Se poi ci aggiungi anche un siero corposo e una crema, la pelle spesso non riesce ad assorbire tutto come dovrebbe. Soprattutto quando inizia a fare più caldo e hai voglia di texture più leggere.

Ed è lì che iniziano questi segnali:

  • i prodotti fanno pallini;
  • la pelle diventa appiccicosa e lucida;
  • dopo un’ora ti viene voglia di lavarti il viso.

La cosa più importante da cambiare nel modo di pensarci

L’SPF non è “uno step in più”.

È già parte della skincare. E anche una parte piuttosto importante.

Quindi il ragionamento non dovrebbe essere “la mia routine abituale + SPF”, ma piuttosto: “come dovrebbe essere la mia routine se l’SPF è già incluso?”.

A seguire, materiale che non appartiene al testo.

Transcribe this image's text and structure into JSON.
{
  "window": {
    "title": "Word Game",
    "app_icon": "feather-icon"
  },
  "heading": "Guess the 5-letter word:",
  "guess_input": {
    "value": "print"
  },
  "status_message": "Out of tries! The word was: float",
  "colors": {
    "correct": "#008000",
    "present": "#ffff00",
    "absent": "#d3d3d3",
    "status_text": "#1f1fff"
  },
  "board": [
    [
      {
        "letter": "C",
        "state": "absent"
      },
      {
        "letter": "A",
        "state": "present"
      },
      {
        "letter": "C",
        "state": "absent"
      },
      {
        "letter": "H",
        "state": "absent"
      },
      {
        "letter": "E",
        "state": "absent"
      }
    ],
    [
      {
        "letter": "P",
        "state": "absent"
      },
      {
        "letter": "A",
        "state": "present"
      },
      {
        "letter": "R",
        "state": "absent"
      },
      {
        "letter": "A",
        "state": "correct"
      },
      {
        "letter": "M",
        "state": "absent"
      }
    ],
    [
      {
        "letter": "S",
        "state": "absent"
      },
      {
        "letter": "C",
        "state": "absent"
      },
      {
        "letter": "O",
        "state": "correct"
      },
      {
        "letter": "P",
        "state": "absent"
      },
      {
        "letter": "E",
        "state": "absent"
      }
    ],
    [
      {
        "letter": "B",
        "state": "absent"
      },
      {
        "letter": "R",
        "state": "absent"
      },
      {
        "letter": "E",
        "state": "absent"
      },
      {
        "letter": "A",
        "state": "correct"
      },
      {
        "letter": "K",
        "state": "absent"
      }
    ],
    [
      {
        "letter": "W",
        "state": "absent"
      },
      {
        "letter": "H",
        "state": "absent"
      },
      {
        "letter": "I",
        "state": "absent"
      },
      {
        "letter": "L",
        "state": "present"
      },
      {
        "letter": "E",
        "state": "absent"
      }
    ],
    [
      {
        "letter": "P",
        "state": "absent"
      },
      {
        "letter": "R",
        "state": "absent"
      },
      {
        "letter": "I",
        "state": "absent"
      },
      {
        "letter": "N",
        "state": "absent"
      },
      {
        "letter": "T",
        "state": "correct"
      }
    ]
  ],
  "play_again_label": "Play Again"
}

Come fare in modo che tutto funzioni meglio

1. Chiediti se ti serve davvero una crema sotto l’SPF

È qui che, nella maggior parte dei casi, qualcosa si inceppa.

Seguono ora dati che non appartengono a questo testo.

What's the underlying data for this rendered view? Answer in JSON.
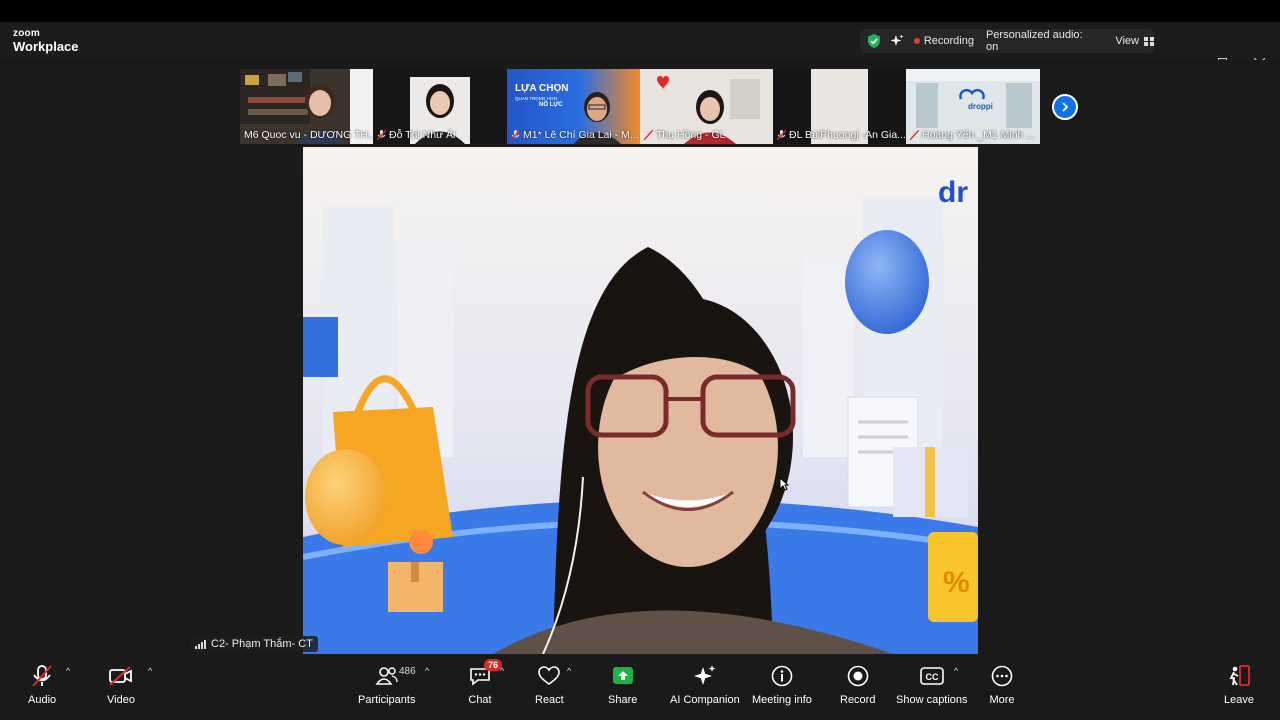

Molti SPF moderni possono tranquillamente sostituire la crema base del mattino. In questo caso, la routine può essere così:

  • detersione delicata;
  • tonico;
  • siero leggero;
  • SPF nella quantità giusta.

E basta così.

Non serve duplicare più volte la stessa funzione con troppi strati.

2. Dai ai prodotti un po’ di tempo

Sembra un dettaglio, ma in pratica aiuta tantissimo. Quando applichi tutto di seguito, senza pause, i vari strati si mescolano tra loro e iniziano a fare pallini. E poi sembra che la colpa sia dell’SPF.

In realtà basta anche solo uno o due minuti perché il prodotto applicato prima si assesti bene, e il risultato cambia subito.

3. Ascolta le sensazioni della tua pelle

Qui non esiste una regola universale.

  • la pelle grassa spesso si trova bene con siero + SPF;
  • la pelle secca spesso ha comunque bisogno di una crema sotto l’SPF;
  • la pelle mista richiede un po’ più di equilibrio.

Per questo il miglior punto di riferimento non è una regola trovata online, ma il modo in cui la tua pelle si comporta durante la giornata.

Come capire che stai esagerando

La pelle, di solito, lo fa capire in modo piuttosto chiaro.

Se:

  • i prodotti fanno pallini;
  • il viso diventa subito appiccicoso o lucido;
  • il makeup si sposta;
  • senti come se sulla pelle ci fosse uno strato di troppo;

allora il problema probabilmente non è l’SPF in sé. Più spesso significa semplicemente che gli strati sono troppi o che i prodotti non vanno molto d’accordo tra loro.

Quindi?

L’SPF non è qualcosa che devi “infilare a forza” nella routine. È già parte della skincare, ed è anche una parte fondamentale. Quando inizi a considerarlo così, tutto diventa più semplice: meno strati, texture più leggere, un po’ più di attenzione a come si sente la pelle, e niente sensazione di sovraccarico.

E sinceramente? Questo è proprio uno di quei casi in cui meno è davvero meglio.